02/09/2020 - 13:14
A Sexta Turma do Superior Tribunal de Justiça (STJ) decidiu trancar parte da ação penal contra o ex-conselheiro do Conselho de Administração de Recursos Fiscais (Carf) Leonardo Manzan, investigado na Operação Zelotes – apuração sobre esquema de corrupção no julgamento de recursos administrativos que envolviam empresas e pessoas físicas acusadas de sonegação fiscal e previdenciária.
Para o colegiado, a denúncia do Ministério Público contra Manzan, em relação ao período entre 2009 e 2012, apresentou as condutas supostamente ilícitas do conselheiro de maneira “abstrata e genérica”, prejudicando o exercício do contraditório e da ampla defesa.
De acordo com as investigações da Zelotes, o grupo criminoso manipulava o julgamento de processos administrativos no Tribunal da Receita em troca de propina. Entre os integrantes do grupo, estariam sócios de empresas de consultoria e membros do conselho.
Em um dos processos decorrentes da operação, a denúncia apontou suposta participação de Manzan no favorecimento de empresa que não havia obtido sucesso em procedimento administrativo, e que teria contratado o grupo criminoso para reverter a situação. Após novo julgamento – que contou com a participação do conselheiro investigado -, a empresa teria obtido o direito de ser ressarcida pela União em mais de R$ 37 milhões. Manzan foi denunciado por corrupção passiva e lavagem de dinheiro. As informações foram divulgadas pelo STJ.
Ao analisar um primeiro pedido de habeas corpus, o Tribunal Regional Federal da 1ª Região (TRF-1) reconheceu que, em relação ao chamado “quarto período” disposto na acusação (2009 a 2012), houve apenas “afirmação genérica” de que o conselheiro teria recebido vantagem indevida, sem a descrição de qual ela seria, forma de recebimento ou valor. No entanto, o Tribunal entendeu que, em razão de ainda existirem indícios da obtenção de propina nos autos, seria necessário esclarecer melhor os fatos. Nessa linha, negou o trancamento da ação.
No entanto, o ministro Nefi Cordeiro, relator do novo habeas no STJ, considerou que o Ministério Público, ao descrever o fato criminoso, não indicou precisamente qual seria a vantagem ilícita recebida pelo conselheiro – “o que não é admissível, pois não há responsabilidade penal objetiva”.
Cordeiro destacou que toda denúncia precisa preencher os requisitos do artigo 41 do Código de Processo Penal, devendo conter a exposição do fato criminoso, a qualificação do acusado ou os esclarecimentos para que se possa identificá-lo, a classificação do crime e, quando necessário, o rol de testemunhas.

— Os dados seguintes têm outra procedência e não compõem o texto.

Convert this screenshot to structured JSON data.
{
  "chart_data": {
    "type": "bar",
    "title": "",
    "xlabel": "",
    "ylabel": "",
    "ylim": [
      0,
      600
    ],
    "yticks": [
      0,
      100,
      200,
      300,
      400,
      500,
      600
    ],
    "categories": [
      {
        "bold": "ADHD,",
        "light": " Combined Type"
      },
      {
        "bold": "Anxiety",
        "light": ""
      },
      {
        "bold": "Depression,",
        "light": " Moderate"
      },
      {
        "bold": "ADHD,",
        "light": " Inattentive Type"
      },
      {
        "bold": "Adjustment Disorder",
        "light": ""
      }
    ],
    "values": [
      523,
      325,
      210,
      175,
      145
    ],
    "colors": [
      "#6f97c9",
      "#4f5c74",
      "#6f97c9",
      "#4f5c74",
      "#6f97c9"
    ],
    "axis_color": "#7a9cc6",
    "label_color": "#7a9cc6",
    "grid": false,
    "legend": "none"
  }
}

“As exigências contidas no artigo 41 do CPP foram estabelecidas para garantia e efetividade do princípio da ampla defesa, pois é imperioso que a peça acusatória contenha de forma especificada a imputação, ou seja, a exposição com rigor de detalhes dos fatos criminosos que tenham sido praticados, de forma a permitir ao acusado condições de formular sua defesa no limite da acusação penal que lhe é imposta”, explicou o ministro.
Lavagem de dinheiro
Em relação à suposta ocultação de valores transferidos aos investigados, o relator também considerou a denúncia “genérica”, sem que tenha havido a individualização da conduta do conselheiro na apontada dissimulação.

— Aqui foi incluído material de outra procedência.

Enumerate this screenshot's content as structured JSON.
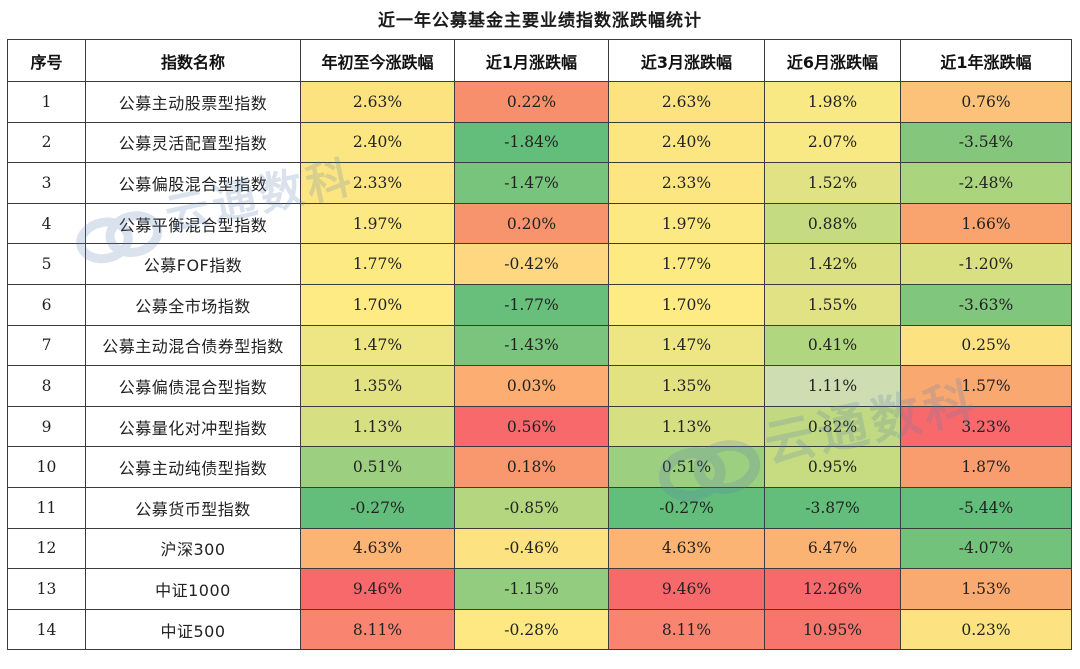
{
  "title": "近一年公募基金主要业绩指数涨跌幅统计",
  "watermark": "云通数科",
  "headers": [
    "序号",
    "指数名称",
    "年初至今涨跌幅",
    "近1月涨跌幅",
    "近3月涨跌幅",
    "近6月涨跌幅",
    "近1年涨跌幅"
  ],
  "rows": [
    {
      "idx": "1",
      "name": "公募主动股票型指数",
      "cells": [
        {
          "v": "2.63%",
          "bg": "#fce380"
        },
        {
          "v": "0.22%",
          "bg": "#f88f6c"
        },
        {
          "v": "2.63%",
          "bg": "#fce380"
        },
        {
          "v": "1.98%",
          "bg": "#f8e984"
        },
        {
          "v": "0.76%",
          "bg": "#fcc279"
        }
      ]
    },
    {
      "idx": "2",
      "name": "公募灵活配置型指数",
      "cells": [
        {
          "v": "2.40%",
          "bg": "#fce682"
        },
        {
          "v": "-1.84%",
          "bg": "#63be7b"
        },
        {
          "v": "2.40%",
          "bg": "#fce682"
        },
        {
          "v": "2.07%",
          "bg": "#f8e984"
        },
        {
          "v": "-3.54%",
          "bg": "#84c77c"
        }
      ]
    },
    {
      "idx": "3",
      "name": "公募偏股混合型指数",
      "cells": [
        {
          "v": "2.33%",
          "bg": "#fde682"
        },
        {
          "v": "-1.47%",
          "bg": "#79c47c"
        },
        {
          "v": "2.33%",
          "bg": "#fde682"
        },
        {
          "v": "1.52%",
          "bg": "#e0e283"
        },
        {
          "v": "-2.48%",
          "bg": "#abd47f"
        }
      ]
    },
    {
      "idx": "4",
      "name": "公募平衡混合型指数",
      "cells": [
        {
          "v": "1.97%",
          "bg": "#fde983"
        },
        {
          "v": "0.20%",
          "bg": "#f8946d"
        },
        {
          "v": "1.97%",
          "bg": "#fde983"
        },
        {
          "v": "0.88%",
          "bg": "#c4db81"
        },
        {
          "v": "1.66%",
          "bg": "#f9a46f"
        }
      ]
    },
    {
      "idx": "5",
      "name": "公募FOF指数",
      "cells": [
        {
          "v": "1.77%",
          "bg": "#feea83"
        },
        {
          "v": "-0.42%",
          "bg": "#fed780"
        },
        {
          "v": "1.77%",
          "bg": "#feea83"
        },
        {
          "v": "1.42%",
          "bg": "#dbe182"
        },
        {
          "v": "-1.20%",
          "bg": "#d8e082"
        }
      ]
    },
    {
      "idx": "6",
      "name": "公募全市场指数",
      "cells": [
        {
          "v": "1.70%",
          "bg": "#feeb84"
        },
        {
          "v": "-1.77%",
          "bg": "#67bf7b"
        },
        {
          "v": "1.70%",
          "bg": "#feeb84"
        },
        {
          "v": "1.55%",
          "bg": "#e1e283"
        },
        {
          "v": "-3.63%",
          "bg": "#80c67c"
        }
      ]
    },
    {
      "idx": "7",
      "name": "公募主动混合债券型指数",
      "cells": [
        {
          "v": "1.47%",
          "bg": "#eee684"
        },
        {
          "v": "-1.43%",
          "bg": "#7bc47d"
        },
        {
          "v": "1.47%",
          "bg": "#eee684"
        },
        {
          "v": "0.41%",
          "bg": "#b1d680"
        },
        {
          "v": "0.25%",
          "bg": "#fde282"
        }
      ]
    },
    {
      "idx": "8",
      "name": "公募偏债混合型指数",
      "cells": [
        {
          "v": "1.35%",
          "bg": "#e3e283"
        },
        {
          "v": "0.03%",
          "bg": "#fbad72"
        },
        {
          "v": "1.35%",
          "bg": "#e3e283"
        },
        {
          "v": "1.11%",
          "bg": "#ceddb2"
        },
        {
          "v": "1.57%",
          "bg": "#f9a970"
        }
      ]
    },
    {
      "idx": "9",
      "name": "公募量化对冲型指数",
      "cells": [
        {
          "v": "1.13%",
          "bg": "#d6df82"
        },
        {
          "v": "0.56%",
          "bg": "#f8696b"
        },
        {
          "v": "1.13%",
          "bg": "#d6df82"
        },
        {
          "v": "0.82%",
          "bg": "#c1da81"
        },
        {
          "v": "3.23%",
          "bg": "#f8696b"
        }
      ]
    },
    {
      "idx": "10",
      "name": "公募主动纯债型指数",
      "cells": [
        {
          "v": "0.51%",
          "bg": "#9ccf7f"
        },
        {
          "v": "0.18%",
          "bg": "#f9986e"
        },
        {
          "v": "0.51%",
          "bg": "#9ccf7f"
        },
        {
          "v": "0.95%",
          "bg": "#c7dc81"
        },
        {
          "v": "1.87%",
          "bg": "#f99d6e"
        }
      ]
    },
    {
      "idx": "11",
      "name": "公募货币型指数",
      "cells": [
        {
          "v": "-0.27%",
          "bg": "#63be7b"
        },
        {
          "v": "-0.85%",
          "bg": "#b3d67f"
        },
        {
          "v": "-0.27%",
          "bg": "#63be7b"
        },
        {
          "v": "-3.87%",
          "bg": "#63be7b"
        },
        {
          "v": "-5.44%",
          "bg": "#63be7b"
        }
      ]
    },
    {
      "idx": "12",
      "name": "沪深300",
      "cells": [
        {
          "v": "4.63%",
          "bg": "#fcb474"
        },
        {
          "v": "-0.46%",
          "bg": "#fde282"
        },
        {
          "v": "4.63%",
          "bg": "#fcb474"
        },
        {
          "v": "6.47%",
          "bg": "#fbb373"
        },
        {
          "v": "-4.07%",
          "bg": "#72c27c"
        }
      ]
    },
    {
      "idx": "13",
      "name": "中证1000",
      "cells": [
        {
          "v": "9.46%",
          "bg": "#f8696b"
        },
        {
          "v": "-1.15%",
          "bg": "#93cc7e"
        },
        {
          "v": "9.46%",
          "bg": "#f8696b"
        },
        {
          "v": "12.26%",
          "bg": "#f8696b"
        },
        {
          "v": "1.53%",
          "bg": "#f9aa71"
        }
      ]
    },
    {
      "idx": "14",
      "name": "中证500",
      "cells": [
        {
          "v": "8.11%",
          "bg": "#f98470"
        },
        {
          "v": "-0.28%",
          "bg": "#fde882"
        },
        {
          "v": "8.11%",
          "bg": "#f98470"
        },
        {
          "v": "10.95%",
          "bg": "#f8756d"
        },
        {
          "v": "0.23%",
          "bg": "#fde282"
        }
      ]
    }
  ]
}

“De fato, verifica-se que a inicial acusatória mostra-se genérica e imprecisa, porquanto não foram demonstrados os atos do paciente capazes de se amoldarem aos tipos penais previstos no artigo 317, parágrafo 1º, do Código Penal (corrupção passiva) e no artigo 1º da Lei 9.613/1998 (lavagem de dinheiro), notadamente porque não mencionada qual vantagem indevida ou promessa de tal vantagem teria sido solicitada ou recebida, tampouco como e quando a percepção ilícita teria ocorrido e se houve pagamento indevido”, concluiu o ministro.